Recently, I was optimizing balance of my simulations and I noticed that the value of %varavg reported after a run looked a little weird. Consider an output:
Loop time of 491.282 on 168 procs for 200 steps with 6008160 atoms
Performance: 0.018 ns/day, 1364.671 hours/ns, 0.407 timesteps/s
99.9% CPU use with 168 MPI tasks x 1 OpenMP threads
MPI task timing breakdown:
Section | min time | avg time | max time |%varavg| %total
---------------------------------------------------------------
Pair | 262.99 | 360.1 | 456.5 | 232.3 | 73.30
Bond | 5.7858e-05 | 8.6682e-05 | 0.00014435 | 0.0 | 0.00
Neigh | 4.38 | 6.9257 | 8.8372 | 43.7 | 1.41
Comm | 1.2119 | 85.953 | 191.38 | 467.9 | 17.50
Output | 11.409 | 12.668 | 21.68 | 47.4 | 2.58
Modify | 3.1396 | 16.229 | 55.382 | 353.2 | 3.30
Other | | 9.406 | | | 1.91
Manual states that
%varavg is the percentage by which the max or min varies from the average.

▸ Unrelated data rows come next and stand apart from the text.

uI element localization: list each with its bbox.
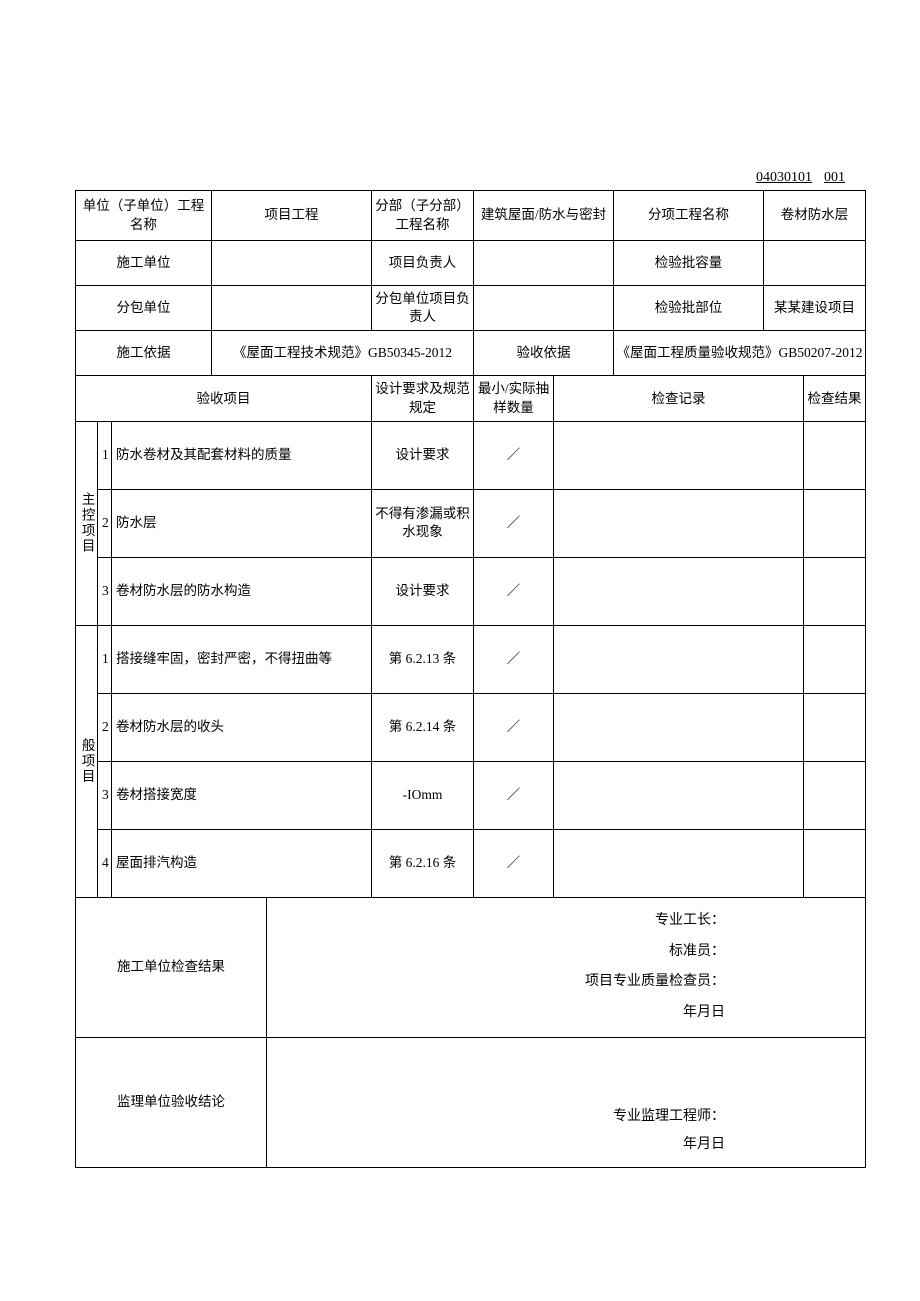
- item-record: [554, 421, 804, 489]
- label-batch-capacity: 检验批容量: [614, 241, 764, 286]
- item-sample: ／: [474, 829, 554, 897]
- item-spec: 设计要求: [372, 557, 474, 625]
- document-number: 04030101 001: [75, 170, 845, 186]
- label-batch-part: 检验批部位: [614, 286, 764, 331]
- item-record: [554, 489, 804, 557]
- sig-supervisor: 专业监理工程师：: [269, 1103, 725, 1131]
- item-spec: 第 6.2.14 条: [372, 693, 474, 761]
- item-no: 4: [98, 829, 112, 897]
- col-result: 检查结果: [804, 376, 866, 421]
- item-no: 3: [98, 557, 112, 625]
- label-subcontractor: 分包单位: [76, 286, 212, 331]
- sig-foreman: 专业工长：: [269, 906, 725, 937]
- item-name: 卷材搭接宽度: [112, 761, 372, 829]
- value-subcontractor: [212, 286, 372, 331]
- item-name: 防水层: [112, 489, 372, 557]
- sig-date: 年月日: [269, 998, 725, 1029]
- item-sample: ／: [474, 693, 554, 761]
- label-unit-project: 单位（子单位）工程名称: [76, 191, 212, 241]
- item-record: [554, 761, 804, 829]
- value-batch-capacity: [764, 241, 866, 286]
- item-result: [804, 557, 866, 625]
- sig-standardizer: 标准员：: [269, 937, 725, 968]
- item-no: 2: [98, 693, 112, 761]
- group-main-control: 主控项目: [76, 421, 98, 625]
- item-name: 卷材防水层的防水构造: [112, 557, 372, 625]
- item-result: [804, 761, 866, 829]
- label-acceptance-basis: 验收依据: [474, 331, 614, 376]
- label-pm: 项目负责人: [372, 241, 474, 286]
- item-name: 搭接缝牢固，密封严密，不得扭曲等: [112, 625, 372, 693]
- label-supervision-conclusion: 监理单位验收结论: [76, 1037, 267, 1167]
- label-subitem: 分项工程名称: [614, 191, 764, 241]
- value-unit-project: 项目工程: [212, 191, 372, 241]
- sig-quality-inspector: 项目专业质量检查员：: [269, 967, 725, 998]
- col-record: 检查记录: [554, 376, 804, 421]
- group-general: 般项目: [76, 625, 98, 897]
- item-result: [804, 625, 866, 693]
- sig-date: 年月日: [269, 1131, 725, 1159]
- item-name: 屋面排汽构造: [112, 829, 372, 897]
- item-no: 3: [98, 761, 112, 829]
- value-pm: [474, 241, 614, 286]
- label-sub-pm: 分包单位项目负责人: [372, 286, 474, 331]
- value-acceptance-basis: 《屋面工程质量验收规范》GB50207-2012: [614, 331, 866, 376]
- signature-block-supervision: 专业监理工程师： 年月日: [267, 1037, 866, 1167]
- item-record: [554, 829, 804, 897]
- item-name: 卷材防水层的收头: [112, 693, 372, 761]
- value-construction-unit: [212, 241, 372, 286]
- item-no: 2: [98, 489, 112, 557]
- item-spec: 设计要求: [372, 421, 474, 489]
- item-result: [804, 693, 866, 761]
- inspection-form-table: 单位（子单位）工程名称 项目工程 分部（子分部）工程名称 建筑屋面/防水与密封 …: [75, 190, 866, 1168]
- item-sample: ／: [474, 489, 554, 557]
- item-sample: ／: [474, 761, 554, 829]
- item-sample: ／: [474, 557, 554, 625]
- item-name: 防水卷材及其配套材料的质量: [112, 421, 372, 489]
- item-sample: ／: [474, 625, 554, 693]
- value-subdivision: 建筑屋面/防水与密封: [474, 191, 614, 241]
- doc-number-suffix: 001: [824, 170, 845, 185]
- item-spec: 不得有渗漏或积水现象: [372, 489, 474, 557]
- col-acceptance-item: 验收项目: [76, 376, 372, 421]
- item-record: [554, 625, 804, 693]
- label-subdivision: 分部（子分部）工程名称: [372, 191, 474, 241]
- item-no: 1: [98, 421, 112, 489]
- col-spec: 设计要求及规范规定: [372, 376, 474, 421]
- item-spec: 第 6.2.16 条: [372, 829, 474, 897]
- value-sub-pm: [474, 286, 614, 331]
- label-construction-basis: 施工依据: [76, 331, 212, 376]
- label-construction-unit: 施工单位: [76, 241, 212, 286]
- item-spec: -IOmm: [372, 761, 474, 829]
- item-result: [804, 489, 866, 557]
- col-sample: 最小/实际抽样数量: [474, 376, 554, 421]
- item-no: 1: [98, 625, 112, 693]
- value-batch-part: 某某建设项目: [764, 286, 866, 331]
- item-sample: ／: [474, 421, 554, 489]
- doc-number-prefix: 04030101: [756, 170, 812, 185]
- value-subitem: 卷材防水层: [764, 191, 866, 241]
- item-result: [804, 421, 866, 489]
- item-result: [804, 829, 866, 897]
- value-construction-basis: 《屋面工程技术规范》GB50345-2012: [212, 331, 474, 376]
- label-construction-result: 施工单位检查结果: [76, 897, 267, 1037]
- item-record: [554, 693, 804, 761]
- signature-block-construction: 专业工长： 标准员： 项目专业质量检查员： 年月日: [267, 897, 866, 1037]
- item-spec: 第 6.2.13 条: [372, 625, 474, 693]
- item-record: [554, 557, 804, 625]
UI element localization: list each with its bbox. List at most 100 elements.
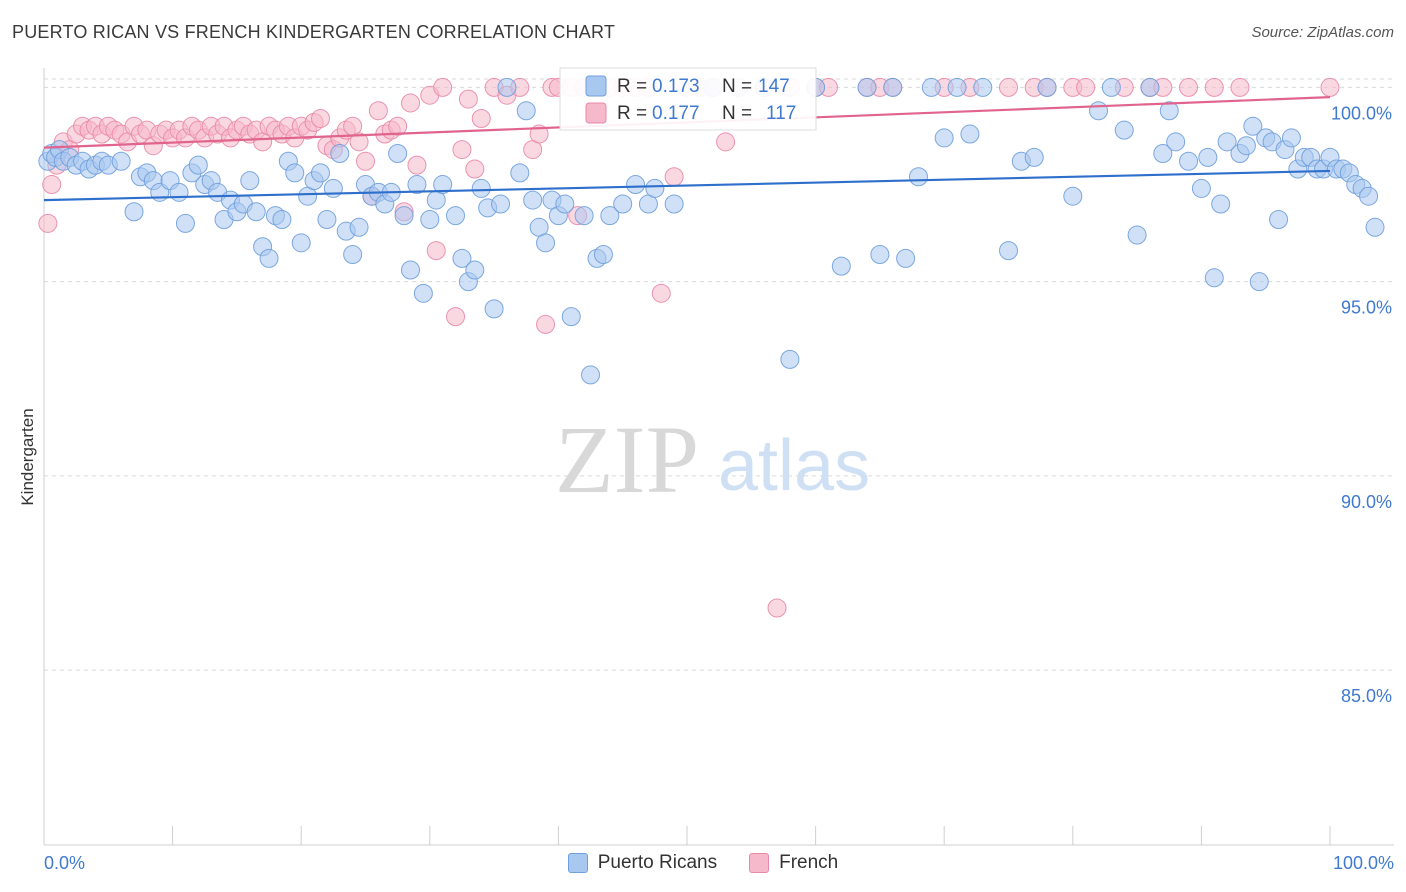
puerto-rican-point (407, 175, 427, 195)
french-point (426, 241, 446, 261)
puerto-rican-point (1114, 120, 1134, 140)
puerto-rican-point (1249, 272, 1269, 292)
puerto-rican-point (111, 151, 131, 171)
puerto-rican-point (921, 77, 941, 97)
puerto-rican-point (124, 202, 144, 222)
puerto-rican-point (999, 241, 1018, 261)
legend-item-puerto-ricans[interactable]: Puerto Ricans (567, 852, 718, 874)
puerto-rican-point (574, 206, 594, 226)
trend-line-puerto-ricans (43, 169, 1331, 202)
puerto-rican-point (317, 210, 337, 230)
puerto-rican-point (465, 260, 485, 280)
puerto-rican-point (1191, 178, 1211, 198)
puerto-rican-point (291, 233, 311, 253)
stats-n-value-blue: 147 (758, 76, 790, 97)
puerto-rican-point (581, 365, 601, 385)
puerto-rican-point (433, 175, 453, 195)
puerto-rican-point (285, 163, 305, 183)
puerto-rican-point (536, 233, 556, 253)
puerto-rican-point (645, 178, 665, 198)
puerto-rican-point (600, 206, 620, 226)
puerto-rican-point (626, 175, 646, 195)
stats-r-value-blue: 0.173 (652, 76, 700, 97)
puerto-rican-point (452, 248, 472, 268)
axes (43, 68, 1394, 846)
watermark: ZIP atlas (555, 406, 870, 513)
stats-n-label-blue: N = (722, 76, 757, 97)
puerto-rican-point (1217, 132, 1237, 152)
french-point (401, 93, 421, 113)
puerto-rican-point (831, 256, 851, 276)
puerto-rican-point (413, 283, 433, 303)
puerto-rican-point (272, 210, 292, 230)
puerto-rican-point (330, 143, 350, 163)
puerto-rican-point (780, 349, 800, 369)
puerto-rican-point (1269, 210, 1289, 230)
french-point (1320, 77, 1340, 97)
french-point (368, 101, 388, 121)
puerto-rican-point (420, 210, 440, 230)
y-tick-label: 90.0% (1341, 492, 1392, 512)
y-tick-labels: 85.0% 90.0% 95.0% 100.0% (1331, 103, 1392, 706)
puerto-rican-point (593, 244, 613, 264)
puerto-rican-point (175, 213, 195, 233)
puerto-rican-point (1089, 101, 1109, 121)
puerto-rican-point (1159, 101, 1179, 121)
puerto-rican-point (349, 217, 369, 237)
french-point (407, 155, 427, 175)
y-tick-label: 95.0% (1341, 298, 1392, 318)
puerto-rican-point (973, 77, 993, 97)
y-tick-label: 85.0% (1341, 686, 1392, 706)
puerto-rican-point (516, 101, 536, 121)
legend-label-french: French (779, 852, 839, 873)
french-point (452, 140, 472, 160)
french-point (716, 132, 736, 152)
french-point (999, 77, 1018, 97)
puerto-rican-point (240, 171, 260, 191)
puerto-rican-point (1101, 77, 1121, 97)
puerto-rican-point (1281, 128, 1301, 148)
puerto-rican-point (908, 167, 928, 187)
legend-item-french[interactable]: French (749, 852, 838, 874)
puerto-rican-point (1166, 132, 1186, 152)
puerto-rican-point (1211, 194, 1231, 214)
legend-label-puerto-ricans: Puerto Ricans (597, 852, 718, 873)
puerto-rican-point (510, 163, 530, 183)
puerto-rican-point (555, 194, 575, 214)
puerto-rican-point (1204, 268, 1224, 288)
puerto-rican-point (471, 178, 491, 198)
french-point (536, 314, 556, 334)
source-label: Source: ZipAtlas.com (1251, 24, 1394, 41)
puerto-rican-point (870, 244, 890, 264)
french-point (433, 77, 453, 97)
puerto-rican-point (388, 143, 408, 163)
puerto-rican-point (484, 299, 504, 319)
french-point (664, 167, 684, 187)
legend: Puerto Ricans French (0, 852, 1406, 874)
french-point (349, 132, 369, 152)
puerto-rican-point (491, 194, 511, 214)
puerto-rican-point (446, 206, 466, 226)
puerto-rican-point (394, 206, 414, 226)
french-point (458, 89, 478, 109)
puerto-rican-point (259, 248, 279, 268)
legend-swatch-blue (567, 853, 588, 873)
french-point (651, 283, 671, 303)
puerto-rican-point (934, 128, 954, 148)
stats-r-value-pink: 0.177 (652, 103, 700, 124)
french-point (1076, 77, 1096, 97)
puerto-rican-point (561, 307, 581, 327)
x-tick-labels: 0.0% 100.0% (44, 853, 1394, 873)
chart-title: PUERTO RICAN VS FRENCH KINDERGARTEN CORR… (12, 22, 616, 42)
french-point (310, 109, 330, 129)
puerto-rican-point (310, 163, 330, 183)
stats-n-value-pink: 117 (766, 103, 796, 124)
puerto-rican-point (188, 155, 208, 175)
puerto-rican-point (1365, 217, 1385, 237)
puerto-rican-point (1236, 136, 1256, 156)
puerto-rican-point (896, 248, 916, 268)
x-tick-label-max: 100.0% (1333, 853, 1394, 873)
french-point (767, 598, 787, 618)
french-point (465, 159, 485, 179)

However, it isn’t the case for the presented output, e.g. for Pair timings, the value of %varavg is about 230%, while the difference between min time and avg time divided by the latter is ~27%.
I looked at the relevant source code (LINK) and, if I read it correctly, the actual equation for %varavg is:
where nprocs is the number of used MPI tasks and time is calculation time on a given MPI task.
It isn’t any deviation metric I know, moreover, its units are s^(1/2), while it should be unitless.
Can someone confirm this is a bug or do I just misunderstood something?
The formulation in the manual is not a good description for what this number represents.
First off, please note that “variance” != “distance”. If %varavg would be what you assume, it would be a useless measure, since you can infer that property from the min/avg/max numbers directly.
What this represents is how close on average the various values are from the average.
Consider the situation where you have a bimodal distribution (i.e. timing is either close to min or close to max, but rarely close to avg) or a narrow distribution (i.e. timing is usually close to the average, but there are a few outliers). In the first case you would get a large %varavg value in the latter you would get a small value, but min/avg/max could be the same. This is what “variance from the average” represents.
I assumed manual is precise, so I gave an upper bound for the value of %varavg. What does this number represent? It isn’t variance divided by mean. The presence of square root hints that it may be relative standard deviation, but the formula would be different.
I just gave you a description what the intention is. That should suffice. It is meant to be a useful parameter that provides information that is not available directly. Feel free to ignore it, if you don’t understand it.
It is too long ago since I did the math and implementation to recall all the details.
It may be the intention, but it isn’t what is calculated. You said that %varavg “represents is how close on average the various values are from the average”. How can such value be equal to 230%, when the values differ by 27% at most?
Setting aside formulas, variance should have units of s^2, standard deviation - s, any relative value should be unitless. Meanwhile, %varavg is in s^(1/2) which just doesn’t fit, especially that LAMMPS reports it as “% varavg”.
You are trying to argue something that is not worth arguing over, and I don’t understand why this worries you so much.
If you can come up with a better way (or better justified way or a better description) for a property equivalent to the information that this number currently provides, then feel free to submit a pull request. But mind you this has to be a property that gives the same kind of “measure” regardless of how many MPI ranks you have and how long your simulation has been running. This is currently achieved.
Anyway, I’ve actually understood what %varavg is - a square root of variance divided by a mean. And while I would say using standard deviation would be more intuitive, I agree this is a minor issue, not really worthy of spending further time on.